In the late 1980s, a story entered advertising folklore. A group from an ad agency had boarded an evening train from Newcastle to travel home from a client meeting. On boarding, they learned that the buffet was out of action, and they were hungry. Happily, one of them was carrying in his briefcase a wondrous new brick-sized device called a mobile phone. After a series of rebuffed calls, he managed to find a lone Indian restaurant in Peterborough willing to deliver to their train when it stopped en route to London; there our hero duly handed a wedge of cash through the carriage window before taking delivery of the food.
Children are a massive pain to begin with, but 20 years later they finally become entertaining and useful
If the group were unpopular already (‘Hello, is that the Taj Mahal? I’m on the train. Hold on, you’re breaking up!’), I imagine they were utterly loathed once the aroma of fresh naan bread and chicken jalfrezi reached the noses of the other starving passengers. But they had a great story to tell.
Younger readers may be unimpressed by this. Trust me, at the time it seemed miraculous. Remember very few people had a mobile phone back then. There was no Deliveroo – indeed any kind of food delivery was rare. It would require some powers of persuasion to get a restaurant to deliver to a railway station. And so on.
Kids, forget the latest iPhone. The best phone you could ever own was a Motorola brick in the late 1980s. Let me explain why. Because it reveals a hidden problem with technology that we generally ignore until it’s too late.
Quite simply, the experience of adopting any new technology is the opposite of having children. Children are a massive pain to begin with, but 20 years later they finally become entertaining and useful; technology is often entertaining and useful to begin with, but 20 years later it becomes a massive pain.

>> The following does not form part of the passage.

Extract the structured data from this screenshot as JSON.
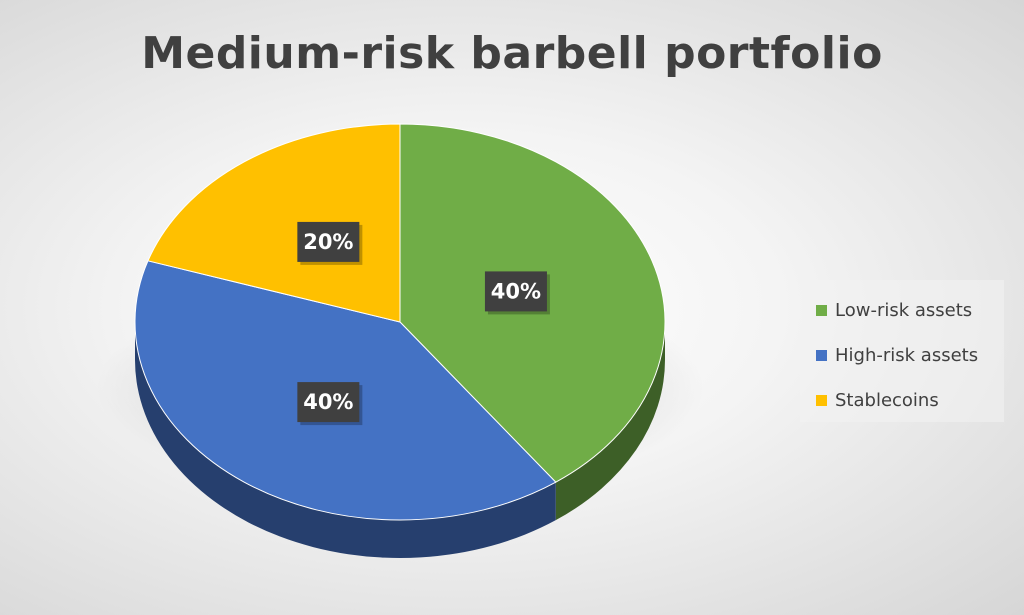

This happens for several reasons. For instance, in the early days of any technology, not many people have it. This means you gain a comparative advantage over everyone else. You are bewitched by the new things you can do which you couldn’t before, and which other people – sad fools that they are – still can’t.
But, best of all, since there is no expectation that you have the technology, there is no requirement to use it unless you want to. I am willing to bet that only three people knew our protagonist’s mobile number. He was hence free to make calls, while barely receiving any. Today he would spend much of the journey fielding calls or replying to emails.
The legal philosopher Ryan Meade has written that ‘Vice always arrives disguised as virtue – no exceptions’. In the same way, most technologies arrive disguised as highly convenient alternative options to the status quo. Over time, as they become widespread, they go from being options to obligations. Social pressure requires you to use them, whether you want to or not. Eventually other, more human forms of interaction are withdrawn for reasons of cost. Consider email, parking apps, self-checkout tills at supermarkets, railway ticket machines, social media. All arrived as useful, voluntary alternatives to existing options. Now they are often an imposition.
This trend is not only annoying, but potentially dangerous. Last week, following the CloudStrike outage, there was a surge of withdrawals from cash machines as electronic payment systems failed. In another ten years, those cash machines may have gone the way of the phone box.
You can fight this. In fact perhaps the best way you can practising ethical consumerism in 2024 is to practise conscious Luddism 10 per cent of the time. Carry cash. Book your flights from a human. Shop locally. Write cheques. The downside of digital convenience and efficiency is fragility.